Iran: SKSW/WLUML Statement on planned stoning to death of young mother in East Azerbaijan Province
The Global Campaign to Stop Killing and Stoning Women and the International Solidarity Network, Women Living Under Muslim Laws urge all concerned to immediately contact the Iranian officials to express their concern over the planned stoning to death of Sakineh Mohammadi-Ashtiani. On 15 May 2006, Sakineh Mohammadi-Ashtiani was convicted of having an ‘illicit relationship’ with two men and was sentenced to 99 lashes by Branch 101 of the Criminal Court of Osku, in East Azerbaijan Province. Then, in a September 2006 trial of a man accused of murdering her husband, Mohammadi-Ashtiani was once again accused of committing ‘fornication while married’. During this trial, Mohammadi-Ashtiani retracted the ‘confession’ she supposedly made during pre-trial interrogation, alleging that she had been coerced to confess under duress, and declared her innocence. Two of the five judges found her not guilty, pointing to the lack of evidentiary proof in the case against her, and noting that she had already suffered 99 lashes due to her previous sentencing. Even though double jeopardy is illegal in Iran, the other three judges, including the presiding judge, found Sakineh guilty on the basis of the ‘judge’s intuition’, a provision in Iranian law that allows judges to make their own subjective and arbitrary rulings based on a ‘gut feeling’, even in the absence of clear or conclusive evidence. Mohammadi-Ashtiani was sentenced to death by stoning on 10 September 2006.
A mother of two young children, Mohammadi-Ashtiani has asked for amnesty from the Judiciary twice, but both times her requests have been denied.
Mohammadi-Ashtiani's lawyer, Mohammad Mostafaie, states that with all the complexities and confusion over her case, his client should not be executed, let alone stoned to death, and that her repentance is enough to warrant a pardon. Mostafaie has pleaded the Head of the Judiciary, Head of the Provincial Judiciary and members of the Amnesty Body to commute Mohammadi-Ashtiani’s sentence to one that enables her to return to her life and children. In previous cases, Ayatollah Shahroudi, the former Head of the Judiciary in Iran, has commuted stoning sentences with the approval of Supreme Leader Ayatollah Khamene’i.
The newly proposed draft of the Islamic Penal Code of Iran contains provisions for annulling stoning sentences when the execution of such a sentence would damage the reputation of the Islamic Republic and lead to the degradation of Islam.
The Stop Stoning Forever Campaign, a grassroots initiative in Iran, has been urging Iranian officials to repeal the stoning law since its formation in 2006. There is no mention of stoning in the Qur’an and many prominent Ayatollahs, or religious scholars, have spoken in support of a ban on stoning in Iran.
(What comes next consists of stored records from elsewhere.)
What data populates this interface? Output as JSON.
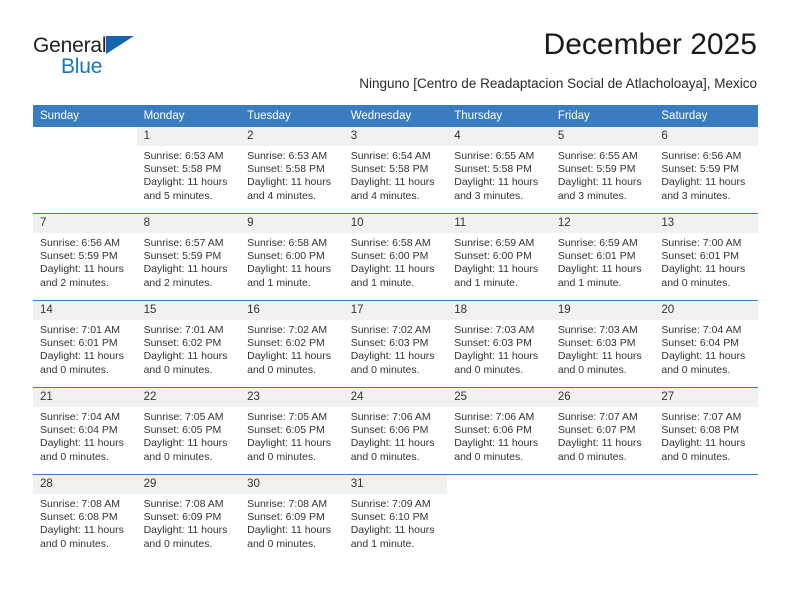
{
  "brand": {
    "name_dark": "General",
    "name_blue": "Blue",
    "accent_color": "#1476c4",
    "header_color": "#3a7cc0"
  },
  "header": {
    "month_title": "December 2025",
    "location": "Ninguno [Centro de Readaptacion Social de Atlacholoaya], Mexico"
  },
  "calendar": {
    "weekday_headers": [
      "Sunday",
      "Monday",
      "Tuesday",
      "Wednesday",
      "Thursday",
      "Friday",
      "Saturday"
    ],
    "weeks": [
      [
        {
          "day": "",
          "empty": true
        },
        {
          "day": "1",
          "sunrise": "Sunrise: 6:53 AM",
          "sunset": "Sunset: 5:58 PM",
          "daylight": "Daylight: 11 hours and 5 minutes."
        },
        {
          "day": "2",
          "sunrise": "Sunrise: 6:53 AM",
          "sunset": "Sunset: 5:58 PM",
          "daylight": "Daylight: 11 hours and 4 minutes."
        },
        {
          "day": "3",
          "sunrise": "Sunrise: 6:54 AM",
          "sunset": "Sunset: 5:58 PM",
          "daylight": "Daylight: 11 hours and 4 minutes."
        },
        {
          "day": "4",
          "sunrise": "Sunrise: 6:55 AM",
          "sunset": "Sunset: 5:58 PM",
          "daylight": "Daylight: 11 hours and 3 minutes."
        },
        {
          "day": "5",
          "sunrise": "Sunrise: 6:55 AM",
          "sunset": "Sunset: 5:59 PM",
          "daylight": "Daylight: 11 hours and 3 minutes."
        },
        {
          "day": "6",
          "sunrise": "Sunrise: 6:56 AM",
          "sunset": "Sunset: 5:59 PM",
          "daylight": "Daylight: 11 hours and 3 minutes."
        }
      ],
      [
        {
          "day": "7",
          "sunrise": "Sunrise: 6:56 AM",
          "sunset": "Sunset: 5:59 PM",
          "daylight": "Daylight: 11 hours and 2 minutes."
        },
        {
          "day": "8",
          "sunrise": "Sunrise: 6:57 AM",
          "sunset": "Sunset: 5:59 PM",
          "daylight": "Daylight: 11 hours and 2 minutes."
        },
        {
          "day": "9",
          "sunrise": "Sunrise: 6:58 AM",
          "sunset": "Sunset: 6:00 PM",
          "daylight": "Daylight: 11 hours and 1 minute."
        },
        {
          "day": "10",
          "sunrise": "Sunrise: 6:58 AM",
          "sunset": "Sunset: 6:00 PM",
          "daylight": "Daylight: 11 hours and 1 minute."
        },
        {
          "day": "11",
          "sunrise": "Sunrise: 6:59 AM",
          "sunset": "Sunset: 6:00 PM",
          "daylight": "Daylight: 11 hours and 1 minute."
        },
        {
          "day": "12",
          "sunrise": "Sunrise: 6:59 AM",
          "sunset": "Sunset: 6:01 PM",
          "daylight": "Daylight: 11 hours and 1 minute."
        },
        {
          "day": "13",
          "sunrise": "Sunrise: 7:00 AM",
          "sunset": "Sunset: 6:01 PM",
          "daylight": "Daylight: 11 hours and 0 minutes."
        }
      ],
      [
        {
          "day": "14",
          "sunrise": "Sunrise: 7:01 AM",
          "sunset": "Sunset: 6:01 PM",
          "daylight": "Daylight: 11 hours and 0 minutes."
        },
        {
          "day": "15",
          "sunrise": "Sunrise: 7:01 AM",
          "sunset": "Sunset: 6:02 PM",
          "daylight": "Daylight: 11 hours and 0 minutes."
        },
        {
          "day": "16",
          "sunrise": "Sunrise: 7:02 AM",
          "sunset": "Sunset: 6:02 PM",
          "daylight": "Daylight: 11 hours and 0 minutes."
        },
        {
          "day": "17",
          "sunrise": "Sunrise: 7:02 AM",
          "sunset": "Sunset: 6:03 PM",
          "daylight": "Daylight: 11 hours and 0 minutes."
        },
        {
          "day": "18",
          "sunrise": "Sunrise: 7:03 AM",
          "sunset": "Sunset: 6:03 PM",
          "daylight": "Daylight: 11 hours and 0 minutes."
        },
        {
          "day": "19",
          "sunrise": "Sunrise: 7:03 AM",
          "sunset": "Sunset: 6:03 PM",
          "daylight": "Daylight: 11 hours and 0 minutes."
        },
        {
          "day": "20",
          "sunrise": "Sunrise: 7:04 AM",
          "sunset": "Sunset: 6:04 PM",
          "daylight": "Daylight: 11 hours and 0 minutes."
        }
      ],
      [
        {
          "day": "21",
          "sunrise": "Sunrise: 7:04 AM",
          "sunset": "Sunset: 6:04 PM",
          "daylight": "Daylight: 11 hours and 0 minutes."
        },
        {
          "day": "22",
          "sunrise": "Sunrise: 7:05 AM",
          "sunset": "Sunset: 6:05 PM",
          "daylight": "Daylight: 11 hours and 0 minutes."
        },
        {
          "day": "23",
          "sunrise": "Sunrise: 7:05 AM",
          "sunset": "Sunset: 6:05 PM",
          "daylight": "Daylight: 11 hours and 0 minutes."
        },
        {
          "day": "24",
          "sunrise": "Sunrise: 7:06 AM",
          "sunset": "Sunset: 6:06 PM",
          "daylight": "Daylight: 11 hours and 0 minutes."
        },
        {
          "day": "25",
          "sunrise": "Sunrise: 7:06 AM",
          "sunset": "Sunset: 6:06 PM",
          "daylight": "Daylight: 11 hours and 0 minutes."
        },
        {
          "day": "26",
          "sunrise": "Sunrise: 7:07 AM",
          "sunset": "Sunset: 6:07 PM",
          "daylight": "Daylight: 11 hours and 0 minutes."
        },
        {
          "day": "27",
          "sunrise": "Sunrise: 7:07 AM",
          "sunset": "Sunset: 6:08 PM",
          "daylight": "Daylight: 11 hours and 0 minutes."
        }
      ],
      [
        {
          "day": "28",
          "sunrise": "Sunrise: 7:08 AM",
          "sunset": "Sunset: 6:08 PM",
          "daylight": "Daylight: 11 hours and 0 minutes."
        },
        {
          "day": "29",
          "sunrise": "Sunrise: 7:08 AM",
          "sunset": "Sunset: 6:09 PM",
          "daylight": "Daylight: 11 hours and 0 minutes."
        },
        {
          "day": "30",
          "sunrise": "Sunrise: 7:08 AM",
          "sunset": "Sunset: 6:09 PM",
          "daylight": "Daylight: 11 hours and 0 minutes."
        },
        {
          "day": "31",
          "sunrise": "Sunrise: 7:09 AM",
          "sunset": "Sunset: 6:10 PM",
          "daylight": "Daylight: 11 hours and 1 minute."
        },
        {
          "day": "",
          "empty": true
        },
        {
          "day": "",
          "empty": true
        },
        {
          "day": "",
          "empty": true
        }
      ]
    ]
  }
}
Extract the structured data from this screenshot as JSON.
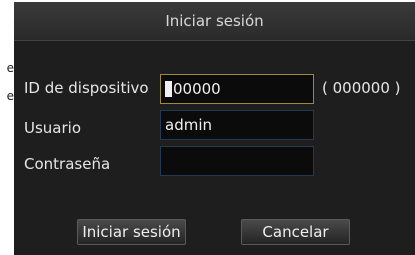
{
  "background_fragments": [
    "e",
    "e"
  ],
  "dialog": {
    "title": "Iniciar sesión",
    "fields": {
      "device_id": {
        "label": "ID de dispositivo",
        "value": "00000",
        "hint": "( 000000 )"
      },
      "user": {
        "label": "Usuario",
        "value": "admin"
      },
      "password": {
        "label": "Contraseña",
        "value": ""
      }
    },
    "buttons": {
      "login": "Iniciar sesión",
      "cancel": "Cancelar"
    }
  },
  "colors": {
    "dialog_background": "#1e1e1e",
    "focused_field_border": "#9a8a3a",
    "field_border": "#223a52"
  }
}
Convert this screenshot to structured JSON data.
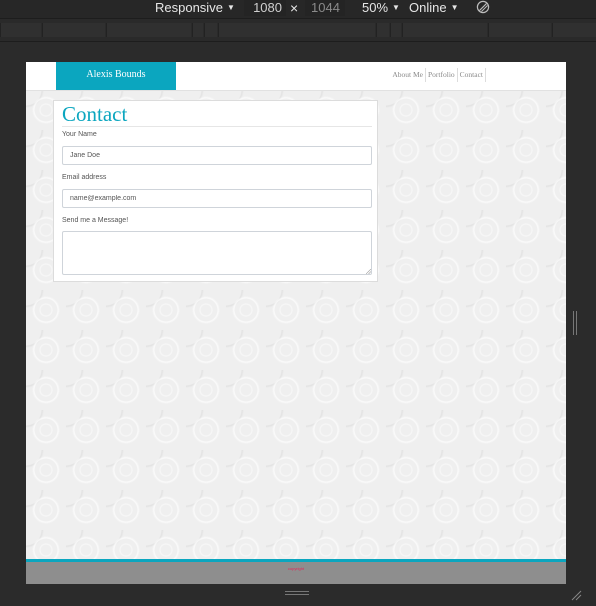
{
  "devtools": {
    "device": "Responsive",
    "width": "1080",
    "separator": "×",
    "height": "1044",
    "zoom": "50%",
    "network": "Online",
    "icons": {
      "caret": "caret-down-icon",
      "rotate": "rotate-icon",
      "resize_corner": "resize-corner-icon"
    }
  },
  "site": {
    "brand": "Alexis Bounds",
    "nav": [
      "About Me",
      "Portfolio",
      "Contact"
    ],
    "accent": "#0ba6bf"
  },
  "form": {
    "title": "Contact",
    "name_label": "Your Name",
    "name_placeholder": "Jane Doe",
    "email_label": "Email address",
    "email_placeholder": "name@example.com",
    "message_label": "Send me a Message!",
    "message_value": ""
  },
  "footer": {
    "text": "copyright"
  }
}
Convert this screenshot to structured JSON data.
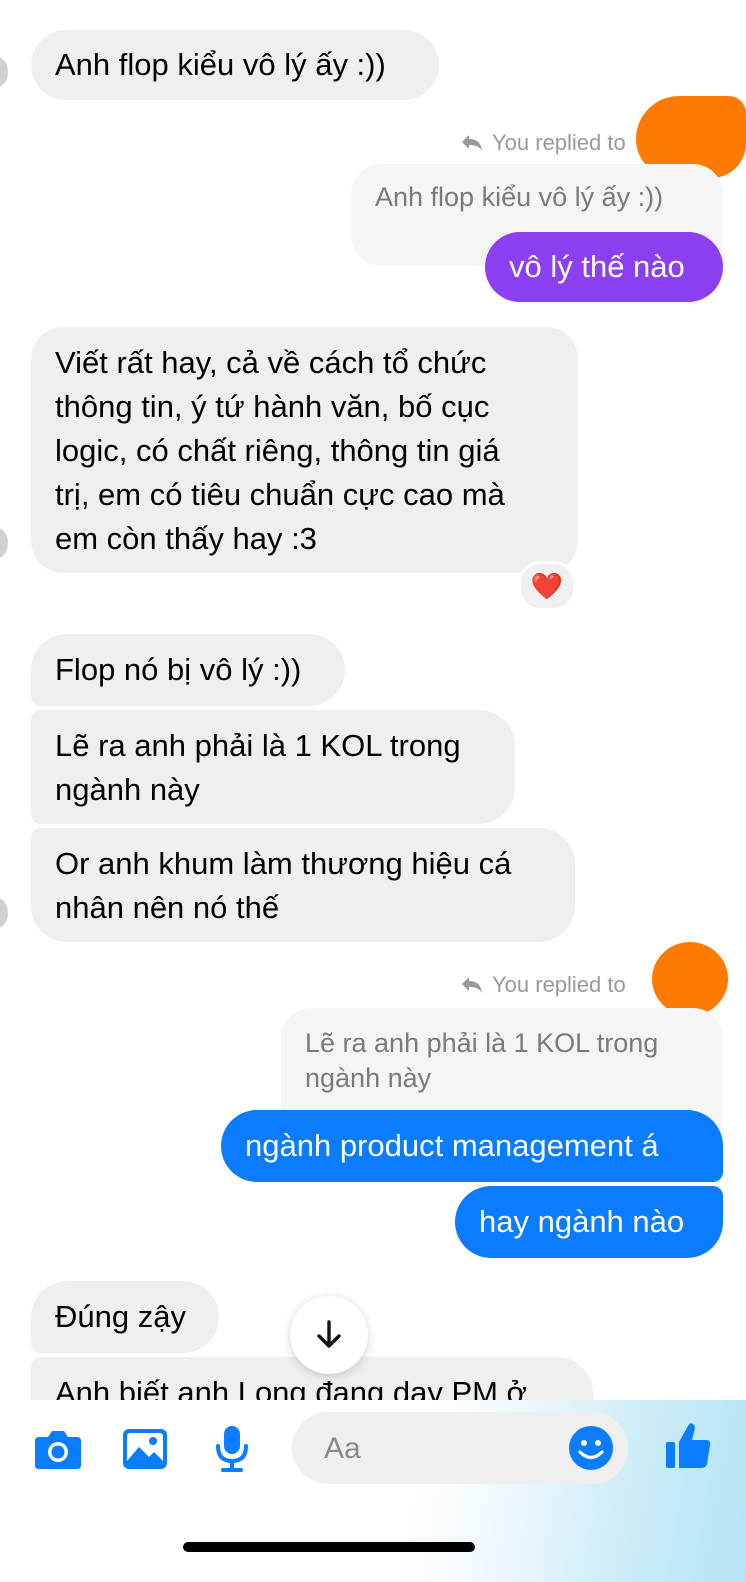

Many Muslim nations such as Malaysia, Indonesia, Tunisia, Algeria and others have banned death by stoning. Despite calls for abolition from around the globe, stoning is still legal in Iran and judges continue to issue and implement stoning sentences.
The Iranian Constitution forbids the use of torture. Article 7 of the International Covenant on Civil and Political Rights (ICCPR) demands that "No one shall be subjected to torture or to cruel, inhuman or degrading treatment or punishment."
As a state party to the ICCPR, Iran has also made an explicit and unreserved commitment under article 6(2) that if the death sentence is imposed it is to be “only for the most serious crimes.” The UN Human Rights Committee (in the case of Toonen v Australia) has made it clear that treating adultery and fornication as criminal offences does not comply with international human rights standards.